The consolidator is a Claude Code routine, a scheduled cloud agent created with /schedule and set up once per account. Each run clones the repo, unlocks it with a git-crypt key supplied through the environment (never written to disk in cleartext, never logged), reads the breadcrumbs for the target window, and writes four kinds of output.

  • Digests. A short summary, per device and per day, of what was worked on.
  • Memories. Declarative facts about me, the project, or external systems, applied automatically. The one exception is inferred behavioral feedback, which is routed to the proposal queue instead.
  • Skill proposals. A reusable technique, proposed only when it recurs across at least two sessions on at least two days, with its provenance attached.
  • CLAUDE.md edits. Proposed changes to a project's instruction file when my actual behavior has drifted from what the file claims.

Anything that changes behavior, meaning feedback rules, skills, and edits to instruction files, is a proposal I resolve with /journal accept, /journal skip, or /journal edit. Plain facts apply on their own. A distilled memory is just markdown with frontmatter.

---
name: terse-responses
description: How the user wants answers formatted
type: feedback
---

Prefer terse, direct answers; skip preamble and restated questions.

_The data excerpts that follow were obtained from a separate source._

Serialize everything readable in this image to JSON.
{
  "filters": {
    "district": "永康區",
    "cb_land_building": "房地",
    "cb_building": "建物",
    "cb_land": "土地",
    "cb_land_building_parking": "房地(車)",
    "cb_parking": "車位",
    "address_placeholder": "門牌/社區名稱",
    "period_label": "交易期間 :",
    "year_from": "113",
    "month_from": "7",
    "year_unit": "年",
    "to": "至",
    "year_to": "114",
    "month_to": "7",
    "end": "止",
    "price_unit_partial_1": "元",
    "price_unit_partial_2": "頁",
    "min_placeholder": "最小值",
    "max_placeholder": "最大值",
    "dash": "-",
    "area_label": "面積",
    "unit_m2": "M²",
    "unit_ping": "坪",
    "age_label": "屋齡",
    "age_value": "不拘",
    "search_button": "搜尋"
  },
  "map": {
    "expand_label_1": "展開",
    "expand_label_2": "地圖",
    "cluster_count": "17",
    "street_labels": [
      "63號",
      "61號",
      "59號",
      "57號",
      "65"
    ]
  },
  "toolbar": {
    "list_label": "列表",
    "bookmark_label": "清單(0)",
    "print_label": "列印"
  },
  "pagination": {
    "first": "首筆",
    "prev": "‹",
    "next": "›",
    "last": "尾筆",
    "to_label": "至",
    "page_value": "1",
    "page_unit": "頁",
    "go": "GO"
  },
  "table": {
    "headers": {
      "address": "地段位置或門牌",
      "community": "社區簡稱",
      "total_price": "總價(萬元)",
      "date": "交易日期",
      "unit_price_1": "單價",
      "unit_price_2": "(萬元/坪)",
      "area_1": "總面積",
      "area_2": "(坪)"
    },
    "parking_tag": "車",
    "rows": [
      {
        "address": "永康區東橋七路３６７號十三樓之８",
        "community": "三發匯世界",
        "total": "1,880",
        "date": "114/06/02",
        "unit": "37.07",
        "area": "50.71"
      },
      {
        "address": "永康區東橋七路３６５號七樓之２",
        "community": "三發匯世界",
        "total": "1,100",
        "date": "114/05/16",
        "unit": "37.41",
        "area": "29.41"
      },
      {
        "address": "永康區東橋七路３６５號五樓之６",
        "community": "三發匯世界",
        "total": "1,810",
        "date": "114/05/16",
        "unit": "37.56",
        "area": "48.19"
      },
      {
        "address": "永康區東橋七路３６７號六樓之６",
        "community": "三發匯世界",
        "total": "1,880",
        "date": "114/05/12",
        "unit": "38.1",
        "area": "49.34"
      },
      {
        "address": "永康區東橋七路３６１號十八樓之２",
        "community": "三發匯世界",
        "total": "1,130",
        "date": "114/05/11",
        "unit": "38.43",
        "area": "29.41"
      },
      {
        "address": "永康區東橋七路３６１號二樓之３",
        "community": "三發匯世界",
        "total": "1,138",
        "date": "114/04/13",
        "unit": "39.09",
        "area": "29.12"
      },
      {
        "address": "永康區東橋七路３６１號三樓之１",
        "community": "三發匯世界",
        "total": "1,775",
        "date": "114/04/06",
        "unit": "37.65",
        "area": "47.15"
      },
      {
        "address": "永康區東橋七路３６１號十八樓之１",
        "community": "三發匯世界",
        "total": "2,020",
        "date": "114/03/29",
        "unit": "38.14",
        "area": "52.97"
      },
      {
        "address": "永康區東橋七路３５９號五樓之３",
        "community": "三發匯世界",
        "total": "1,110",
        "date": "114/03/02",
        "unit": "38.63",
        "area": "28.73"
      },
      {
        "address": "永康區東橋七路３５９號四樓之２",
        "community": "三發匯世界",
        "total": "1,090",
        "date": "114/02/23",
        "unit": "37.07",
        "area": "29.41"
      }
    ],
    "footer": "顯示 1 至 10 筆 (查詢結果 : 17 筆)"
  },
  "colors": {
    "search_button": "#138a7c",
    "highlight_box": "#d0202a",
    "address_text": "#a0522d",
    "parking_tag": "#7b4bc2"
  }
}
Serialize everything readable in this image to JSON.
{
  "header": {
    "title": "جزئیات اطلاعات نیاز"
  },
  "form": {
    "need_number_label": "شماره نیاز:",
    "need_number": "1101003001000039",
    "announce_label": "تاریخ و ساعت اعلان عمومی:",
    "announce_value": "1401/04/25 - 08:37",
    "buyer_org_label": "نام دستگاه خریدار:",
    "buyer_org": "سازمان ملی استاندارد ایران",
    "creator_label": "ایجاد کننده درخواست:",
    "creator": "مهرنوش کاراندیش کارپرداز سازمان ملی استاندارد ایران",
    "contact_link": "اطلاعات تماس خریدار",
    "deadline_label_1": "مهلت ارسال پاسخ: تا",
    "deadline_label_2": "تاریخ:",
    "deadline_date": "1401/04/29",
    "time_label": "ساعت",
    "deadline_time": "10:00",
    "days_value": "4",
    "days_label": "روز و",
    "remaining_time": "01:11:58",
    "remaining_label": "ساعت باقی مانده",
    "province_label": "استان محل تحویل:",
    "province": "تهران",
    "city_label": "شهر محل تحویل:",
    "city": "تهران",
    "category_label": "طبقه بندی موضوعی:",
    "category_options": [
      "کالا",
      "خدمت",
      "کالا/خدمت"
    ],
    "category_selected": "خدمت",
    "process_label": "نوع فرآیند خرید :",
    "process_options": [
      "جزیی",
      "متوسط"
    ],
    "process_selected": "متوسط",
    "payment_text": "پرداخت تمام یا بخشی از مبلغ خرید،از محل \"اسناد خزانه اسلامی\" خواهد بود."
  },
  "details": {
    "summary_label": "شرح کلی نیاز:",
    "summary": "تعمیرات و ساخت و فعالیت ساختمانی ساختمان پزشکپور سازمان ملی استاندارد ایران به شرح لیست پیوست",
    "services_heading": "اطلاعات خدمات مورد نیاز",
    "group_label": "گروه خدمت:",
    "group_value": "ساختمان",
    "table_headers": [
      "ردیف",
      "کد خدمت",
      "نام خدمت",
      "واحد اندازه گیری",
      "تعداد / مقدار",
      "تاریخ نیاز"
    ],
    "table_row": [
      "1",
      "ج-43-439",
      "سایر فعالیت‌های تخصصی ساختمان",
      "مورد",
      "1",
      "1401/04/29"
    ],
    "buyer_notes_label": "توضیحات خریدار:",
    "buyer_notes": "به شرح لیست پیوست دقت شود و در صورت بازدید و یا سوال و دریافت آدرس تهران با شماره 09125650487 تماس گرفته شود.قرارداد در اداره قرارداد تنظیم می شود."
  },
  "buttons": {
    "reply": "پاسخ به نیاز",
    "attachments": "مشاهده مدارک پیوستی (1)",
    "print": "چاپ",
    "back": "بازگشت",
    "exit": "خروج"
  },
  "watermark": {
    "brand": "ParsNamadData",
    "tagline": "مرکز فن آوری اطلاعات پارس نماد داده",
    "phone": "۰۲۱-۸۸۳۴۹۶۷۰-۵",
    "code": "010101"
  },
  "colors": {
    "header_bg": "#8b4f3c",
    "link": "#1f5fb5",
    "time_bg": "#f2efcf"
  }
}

**Why:** said multiple times that long lead-ins waste their reading time.
**How to apply:** lead with the answer; add detail only if asked.

Cadence and idempotency

Originally the routine ran once a night and assumed the day to process was "yesterday, in UTC," appending new proposals to a file for that day. To make distilled output reach my other devices faster, I wanted to run it several times a day, and that broke both assumptions.

First, what each run processes changed from "yesterday" to a rolling window of yesterday plus today. A late run still finishes yesterday, while intraday runs refresh today as breadcrumbs accumulate. (An explicit force-date override remains for reprocessing a specific day.)

Second, appending isn't idempotent. Run twice on one day and you duplicate every proposal. So every write became an upsert keyed by its source, a feedback proposal by its originating session, a skill by its name, a digest by its date and device. Running again refreshes the existing entry in place rather than stacking a copy beside it, which is, pleasingly, just reconsolidation, where a recalled memory becomes editable and is stored again rather than duplicated. A run that changes nothing commits nothing, so frequent runs don't litter the history.

The platform sets the bounds. Routines can't run more often than hourly, and there's a daily cap per account (15, on my tier). The scheduler asks how many runs a day I want, keeps it under those limits, and emits a cron expression. Every six hours, for example, looks like this.

30 */6 * * *   # 00:30, 06:30, 12:30, 18:30 local, four runs a day

At least one run is guaranteed to fall after UTC midnight, so yesterday always gets finished. Once a day stays the default, because for most projects it's the right answer, and the rest is there for the ones that move fast across machines.